A. Temyiz Yoluna Başvuranlar

Bölge Adliye Mahkemesinin yukarıda belirtilen kararına karşı süresi içinde davacı vekili temyiz isteminde bulunmuştur.

B. Temyiz Sebepleri

1.Açılan eldeki davada bir borcun veya alacağın bulunup bulunmadığının, yargılama konusu olmadığını,

2.Yargıtay uygulamalarında menfi tespit davasının açılabilmesi için davalı tarafından davacıya karşı yöneltilmiş davacının hukuki statüsünü etkileyecek ve onu sorumluluk altına sokabilecek, davalı tarafından yetkili makamlara iletilmiş iddianın bulunmuş olmasının yeterli olduğunu, illa ki bu iddianın davacıya yöneltilmesine gerek olmadığını, nitekim davalının da polis merkezinde verdiği ifade de kendileri ile eser sözleşmesi ilişkisi olduğunu iddia ettiğini,

3.Ceza mahkemelerinin kendi ihtisas alanlarına girmeyen konularda inceleme ve araştırma yapamadığını, hüküm de kuramadığını, bu yönde ihtisas mahkemesinin vermiş olduğu kararın ceza mahkemesinde delil mahiyetinde olabilecek vasfa sahip olduğunu, bu yönüyle de hukuki yararın varlığını kabul etmek gerektiğini,

4.Ankara 30. İş Mahkemesinin dosyasında yer alan davacıların işbu eldeki davada dava tarihi itibari ile davacının hukuki statüsünü etkileyebilecek ve onu sorumluluk altına sokabilecek, yetkili makamlara iletilmiş bir iddialarının bulunmaması nedeniyle taraf olarak gösterilmediğini, gösterilse idiler bölge adliye mahkemesi gerekçesinin yerinde olabileceğini,

5.İşbu davanın henüz ceza davası ve Ankara 30. İş Mahkemesinde tazminat davası açılmadan, davalının yetkili makamlara ilettiği iddia üzerine açılmış bir menfi tespit davası olduğunu, kararın bozulmasını talep etmiştir.

C. Gerekçe

1. Uyuşmazlık ve Hukuki Nitelendirme

Uyuşmazlık, taraflar arasında taşeron/işveren ilişkisi bulunmadığının tespiti istemine ilişkindir.

2. İlgili Hukuk

6100 sayılı Hukuk Muhakemeleri Kanunu’nun m.106, 114/1-h, 115, 369/1, 370. maddeleri

3. Değerlendirme

1.Bölge adliye mahkemelerinin nihai kararlarının bozulması 6100 sayılı Kanun’un 371 inci maddesinde yer alan sebeplerden birinin varlığı hâlinde mümkündür.
2.Dava açmaktaki hukuki yarar; hukuk düzenince kabul edilmiş meşru bir yarar olmalı, bu yarar dava açan hak sahibi ile ilgili olmalı ve dava açıldığı sırada hâlen mevcut bulunmalıdır.
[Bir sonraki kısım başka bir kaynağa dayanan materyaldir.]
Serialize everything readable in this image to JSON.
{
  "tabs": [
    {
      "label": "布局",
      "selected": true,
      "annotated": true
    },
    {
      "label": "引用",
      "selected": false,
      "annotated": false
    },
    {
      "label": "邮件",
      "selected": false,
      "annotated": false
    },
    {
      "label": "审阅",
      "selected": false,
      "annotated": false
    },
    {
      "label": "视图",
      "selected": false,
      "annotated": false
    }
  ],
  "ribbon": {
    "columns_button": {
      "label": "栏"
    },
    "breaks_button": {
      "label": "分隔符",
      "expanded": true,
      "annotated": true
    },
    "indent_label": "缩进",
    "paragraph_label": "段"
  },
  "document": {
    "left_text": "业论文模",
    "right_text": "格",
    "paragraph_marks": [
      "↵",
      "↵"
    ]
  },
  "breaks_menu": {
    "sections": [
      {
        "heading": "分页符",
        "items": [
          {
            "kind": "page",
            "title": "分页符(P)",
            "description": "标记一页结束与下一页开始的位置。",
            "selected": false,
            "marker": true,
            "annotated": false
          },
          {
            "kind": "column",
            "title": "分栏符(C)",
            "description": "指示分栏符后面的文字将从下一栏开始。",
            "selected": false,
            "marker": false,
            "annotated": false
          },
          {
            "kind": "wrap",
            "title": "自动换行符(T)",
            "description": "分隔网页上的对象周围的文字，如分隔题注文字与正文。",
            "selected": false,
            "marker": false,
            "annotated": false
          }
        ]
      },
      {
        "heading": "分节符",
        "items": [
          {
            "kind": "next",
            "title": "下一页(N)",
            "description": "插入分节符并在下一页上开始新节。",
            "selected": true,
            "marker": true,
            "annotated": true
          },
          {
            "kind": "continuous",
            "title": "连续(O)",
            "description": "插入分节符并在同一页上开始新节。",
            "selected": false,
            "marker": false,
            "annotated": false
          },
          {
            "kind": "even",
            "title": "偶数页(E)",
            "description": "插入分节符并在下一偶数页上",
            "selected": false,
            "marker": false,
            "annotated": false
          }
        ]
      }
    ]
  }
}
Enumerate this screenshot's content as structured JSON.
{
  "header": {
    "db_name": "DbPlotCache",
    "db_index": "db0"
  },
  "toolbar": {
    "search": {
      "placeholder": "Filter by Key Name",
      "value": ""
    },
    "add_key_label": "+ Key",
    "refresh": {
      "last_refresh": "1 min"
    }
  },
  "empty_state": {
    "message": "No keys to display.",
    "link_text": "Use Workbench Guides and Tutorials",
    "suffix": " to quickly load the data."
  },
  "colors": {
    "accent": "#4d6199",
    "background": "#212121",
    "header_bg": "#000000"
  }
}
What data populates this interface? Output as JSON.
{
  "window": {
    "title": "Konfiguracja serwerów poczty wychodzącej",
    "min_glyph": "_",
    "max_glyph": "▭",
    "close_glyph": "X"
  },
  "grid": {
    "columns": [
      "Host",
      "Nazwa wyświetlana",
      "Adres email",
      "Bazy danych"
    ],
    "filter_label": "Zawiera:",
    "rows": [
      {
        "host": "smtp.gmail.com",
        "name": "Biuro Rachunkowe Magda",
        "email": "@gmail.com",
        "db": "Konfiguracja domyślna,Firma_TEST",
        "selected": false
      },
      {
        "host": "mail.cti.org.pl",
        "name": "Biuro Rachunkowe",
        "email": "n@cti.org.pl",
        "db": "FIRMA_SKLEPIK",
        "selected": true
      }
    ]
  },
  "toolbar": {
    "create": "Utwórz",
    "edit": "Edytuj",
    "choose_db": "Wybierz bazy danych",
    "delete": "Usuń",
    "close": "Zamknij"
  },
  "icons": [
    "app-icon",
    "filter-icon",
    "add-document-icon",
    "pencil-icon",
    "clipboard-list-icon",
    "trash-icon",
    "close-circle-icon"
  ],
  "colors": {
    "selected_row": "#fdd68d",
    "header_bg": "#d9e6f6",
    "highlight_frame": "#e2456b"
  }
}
Ayrıca açılacak davanın ortaya çıkacak tehlikeyi bertaraf edecek nitelikte olması gerekir. Bir kimsenin hakkına ulaşmak için mahkeme kararının o an için gerekli olması durumunda hukuki yararın olduğundan söz edilebilir. Bir mahkeme kararına ihtiyaç yoksa hukuki yarardan söz edilemez.
3.Tespit davasında davacı, kendisi için söz konusu olan tehlikeli veya tereddütlü durumun ortaya çıkaracağı zararın, ancak tespit davası ile giderilebileceğini kanıtlamalıdır. Çünkü tespit davası, hukuki bir durum ya da hak henüz inkâr ya da ihlal edilmeden, yani herhangi bir zarar doğmadan açılabildiğinden, menfaatin doğmuş ve güncel olması gereğinin bir istisnası olarak ortaya çıkmıştır.
4.Bu doğrultuda, davacının bir hakkı veya hukuki durumu güncel bir tehlike ile tehdit edilmiş olmalı; bu tehdit nedeniyle, davacının hukuki durumu tereddüt içinde olmalı ve bu husus davacıya zarar verebilecek nitelikte bulunmalı; yalnız kesin hüküm etkisine sahip olup, cebri icraya yetki vermeyen tespit hükmü, bu tehlikeyi ortadan kaldırmaya elverişli olmalıdır. Davacının tespit davası ile istediği hukuki koruma diğer dava çeşitlerinden birisi ile sağlanabiliyorsa, o zaman davacının tespit davası açmakta hukuki yararı yoktur. Yani eda davasının açılmasının mümkün olduğu hallerde tespit davası açılmasında hukuki yarar bulunmamaktadır.
5.Bu durumda, iş mahkemesinde devam eden dosyada davacı taraf olarak bulunmadığından, bu dava dosyasında alınacak karar davacı için kesin hüküm niteliği taşımayacaktır. Ayrıca davalı tarafından davacıya yöneltilen, ileride açılması muhtemel bir menfi tespit davasına esas olabilecek alacak talebi de bulunmamaktadır.
6.Temyizen incelenen karar, tarafların karşılıklı iddia ve savunmalarına, dayandıkları belgelere, uyuşmazlığa uygulanması gereken hukuk kuralları ile hukuki ilişkinin nitelendirilmesine, dava şartlarına, yargılama ve ispat kuralları ile kararda belirtilen gerekçelere göre usul ve kanuna uygun olup davacı vekilince temyiz dilekçesinde ileri sürülen nedenler kararın bozulmasını gerektirecek nitelikte görülmemiştir.

VI. KARAR

Açıklanan nedenlerle;

Temyiz olunan Bölge Adliye Mahkemesi kararının 6100 sayılı Kanun’un 370 inci maddesinin birinci fıkrası uyarınca ONANMASINA,

Aşağıda yazılı temyiz giderinin temyiz edene yükletilmesine,

Dosyanın İlk Derece Mahkemesine, kararın bir örneğinin Bölge Adliye Mahkemesine gönderilmesine,

18.01.2023 tarihinde oy birliğiyle karar verildi.